Incubation temperature can influence cold tolerance of hatchling C. reevesii. Hatchlings derived from relatively low temperatures tolerated lower temperatures than did individuals from relatively high temperatures. Wild hatchlings of C. reevesii overwinter in the nest and emerge in March or April (Fukada 1965). The ability to tolerate cold temperature directly affects the first winter survival of this species and other reptilian hatchlings (St. Clair and Gregory 1990; Costanzo et al. 2004). Our results suggest that incubation temperature might affect winter survival of hatchlings, although understanding the ecological importance of temperature effects on cold tolerance of hatchlings depends on data on winter temperatures in field nests as well as the acclimatization of C. reevesii. Nonetheless, our study provides evidence that incubation temperature can affect thermal physiology of reptilian hatchlings. Several recent studies have also indicated that incubation temperature can modulate posthatching thermoregulation behavior in young reptiles (Chelydra serpentina, O'Steen 1998; Rhen and Lang 1999b; Paroedura pictus, Blumberg et al. 2002).

Because C. reevesii is a TSD species, with hatchlings from 27° and downwards being males and 32°C being females (Hou 1985), the temperature alone cannot entirely explain the above-mentioned influences on hatchling traits. The sex of hatchlings may also partly account for the phenotypic variation in hatchling traits. Unfortunately, this study could not tease apart the effects of temperature and sex on hatchling traits. To identify the temperature or sex source of variation in hatchling phenotype, we need to run incubation experiments that use aromatase inhibitor and/or estrogen to manipulate the sex of embryos (Rhen and Lang 1995; Crews 1996; Rhen and Crews 1999). Findings from such studies would provide insight into the adaptive significance of TSD in reptiles. Nonetheless, the outcome of this study and Hou (1985) would urge us to consider both temperature and sex effects when making practical management decisions for the conservation of this species.

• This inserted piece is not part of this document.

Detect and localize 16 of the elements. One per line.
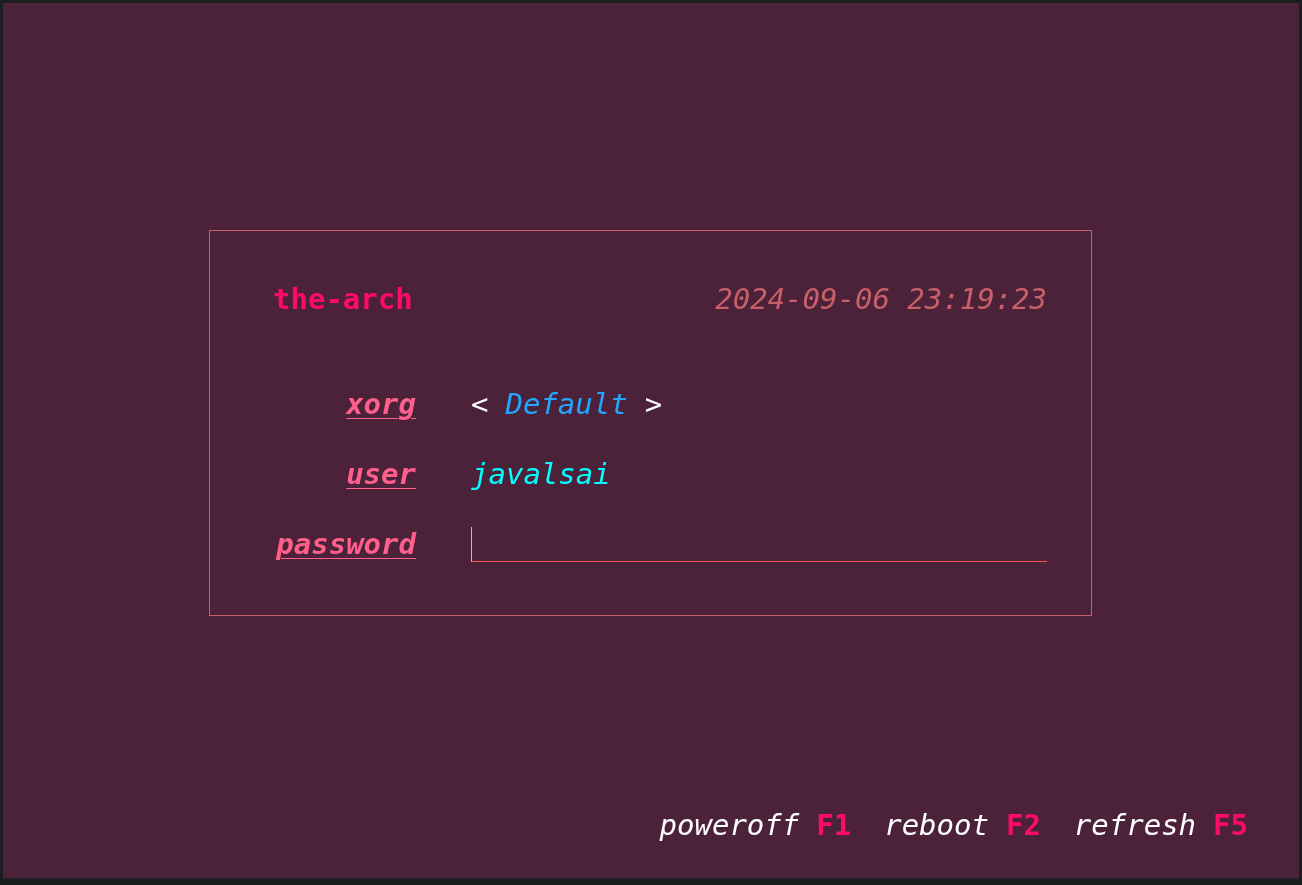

Given that human exploitation of turtles is a tradition in China, turtle husbandry is believed to benefit both wild population conservation and the local economy. Currently, some species of Chinese turtles (i.e., Pelodiscus sinensis and C. reevesii) have been widely farmed by local people for food. Nevertheless, more work is needed to improve husbandry practices. For example, Chinese farmers usually incubate turtle eggs in relative high temperatures (around 30°C) to shorten the incubation period, and thereby reduce the cost of temperature control during artificial incubation. However, our studies on Chinese turtles indicate that medium temperatures produce large hatchlings with improved performance and high growth rate. Hatchling P. sinensis from temperatures around 27°C are better in locomotor performance and posthatching growth than individuals from higher temperatures (Du and Ji 2003; Ji et al. 2003). This study demonstrates that, for constant temperature incubation, 27°C should also be the optimal temperature that produces the best quality hatchlings of C. reevesii. However, unlike P. sinensis, in addition to morphological and behavioral traits, the sex of hatchlings in C. reevesii is determined by incubation temperature. Eggs incubated at 27°C only produced males (Hou 1985), and thus is not the only temperature that should be recommended for egg incubation in this species. Practically, we conclude that temperatures between 27° and 30°C are optimal for egg incubation in C. reevesii. Within this temperature range, hatchlings are relatively large and demonstrate good locomotor performance; and the sex of hatchlings can be chosen artificially as needed by changing incubation temperature. For instance, if a male-biased population is needed, the eggs should be incubated at temperatures close to 27°, whereas the eggs should be incubated at temperatures close to 30°C if a farmer wants to produce more female turtles.